Ich finde eher, dass sie damit "geprahlt" haben, dass sie für das PC-Spiel deshalbt so arg länger brauchen, weil sie es qualitativ möglichst gut umsetzten wollten.

Tja, hat nicht ganz funktioniert.


----------



## Phone83 (24. November 2011)

dx9 ichg glaube nicht dann werd ich es nicht zocken... so viel länger für öh NICHTS


----------



## weisauchnicht (24. November 2011)

Das sollte aber einen heftigen Punktabzug bei der Technik bekommen! Ich glaub die Entwickler drehen alle am Rad in letzter Zeit!


----------



## Chr0nos (24. November 2011)

Fail...schade dass es inzwischen richtig selten geworden is, dass ein Spiel bei Release ohne Probleme läuft


----------



## leckmuschel (24. November 2011)

lieber auf indieentwickler setzen, sie fördern damit sie groß werden, wer das geld der pcler nicht braucht, hats auch nicht verdient.
blizzard ist das beste beispiel, wie man mit dem pc leben kann. schon komisch oder ?
ja, auch wegen wow, aber es ist ein PC spiel !


----------



## Phone83 (24. November 2011)

jo und vorallem stell ich mir die frage was die da machen?
eins von 7 teams sagt "hey wir machen tolle dx 11 effekte reinaber wenn es nicht läuft egal gibt  ja noch 6 andere teams im haus die die fehler beheben".
team 2 und 3 geht es voll am arsch vorbei team 4 denkt sich oh ja das ruckelt aber derbe aber das haben die bestimmt von team 1 und 5-6 auch schon gesehen und werden es beheben! team 7 spielte es 1 monat und denkte sich hmm unsere rechner sind bestimmt zu schlecht daher ruckelt das so ok wir hauen es raus super gemacht leute.
anders kann ich mir sowas nicht vorstellen...-.-

ICH HABE DOCH EIN PRODUKT WELCHES ICH SELBST FÜR GUT BEFINDEN MUSS UM MES ANDEREN FÜR GUT VERKAUFEN ZU KÖNNEN IHR SPACKEN. zum glück hab ich das game gratis bekommen...


----------



## Phone83 (24. November 2011)

leckmuschel schrieb:


> lieber auf indieentwickler setzen, sie fördern damit sie groß werden, wer das geld der pcler nicht braucht, hats auch nicht verdient.
> blizzard ist das beste beispiel, wie man mit dem pc leben kann. schon komisch oder ?
> ja, auch wegen wow, aber es ist ein PC spiel !

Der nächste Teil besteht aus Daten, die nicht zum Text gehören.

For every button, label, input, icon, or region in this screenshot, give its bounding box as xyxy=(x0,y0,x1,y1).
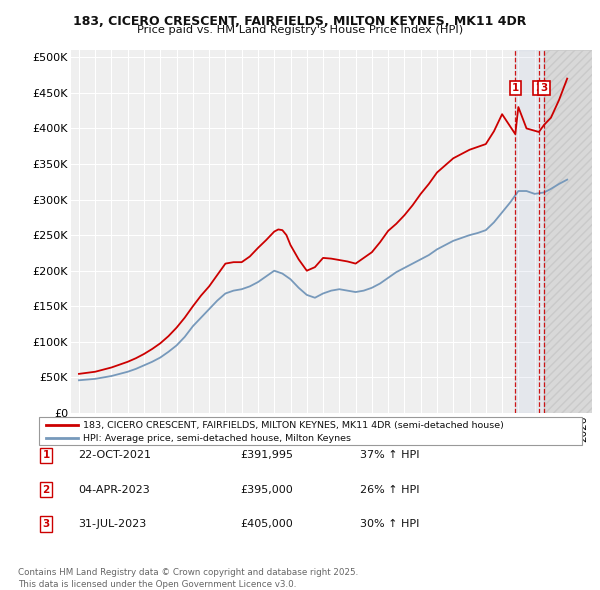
Text: 31-JUL-2023: 31-JUL-2023 xyxy=(78,519,146,529)
Bar xyxy=(544,50,592,413)
Text: 183, CICERO CRESCENT, FAIRFIELDS, MILTON KEYNES, MK11 4DR: 183, CICERO CRESCENT, FAIRFIELDS, MILTON… xyxy=(73,15,527,28)
Text: 3: 3 xyxy=(43,519,50,529)
Text: Contains HM Land Registry data © Crown copyright and database right 2025.
This d: Contains HM Land Registry data © Crown c… xyxy=(18,568,358,589)
Text: 183, CICERO CRESCENT, FAIRFIELDS, MILTON KEYNES, MK11 4DR (semi-detached house): 183, CICERO CRESCENT, FAIRFIELDS, MILTON… xyxy=(83,421,503,430)
Text: 26% ↑ HPI: 26% ↑ HPI xyxy=(360,485,419,494)
Bar xyxy=(544,50,592,413)
Text: 3: 3 xyxy=(541,83,548,93)
Text: 22-OCT-2021: 22-OCT-2021 xyxy=(78,451,151,460)
Text: £391,995: £391,995 xyxy=(240,451,293,460)
Text: 04-APR-2023: 04-APR-2023 xyxy=(78,485,150,494)
Text: 37% ↑ HPI: 37% ↑ HPI xyxy=(360,451,419,460)
Text: 1: 1 xyxy=(512,83,519,93)
Text: Price paid vs. HM Land Registry's House Price Index (HPI): Price paid vs. HM Land Registry's House … xyxy=(137,25,463,35)
Text: 30% ↑ HPI: 30% ↑ HPI xyxy=(360,519,419,529)
Text: £405,000: £405,000 xyxy=(240,519,293,529)
Text: HPI: Average price, semi-detached house, Milton Keynes: HPI: Average price, semi-detached house,… xyxy=(83,434,351,443)
Text: 2: 2 xyxy=(535,83,542,93)
Bar xyxy=(515,50,544,413)
Text: 1: 1 xyxy=(43,451,50,460)
Text: 2: 2 xyxy=(43,485,50,494)
Text: £395,000: £395,000 xyxy=(240,485,293,494)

Valve auch die meisten sachen gibbet da für die pcler gratis dafür werden die games aber auch gekauft weil sie 1. gute spiele sind 2. neue ideen . 3 spielbar zum release!!!!!!! 4. man kann sich sicher sein ds dieses spiel xy in den nächsten 2 jahren gepatcht wird bis es sehr gut bis perfekt wird.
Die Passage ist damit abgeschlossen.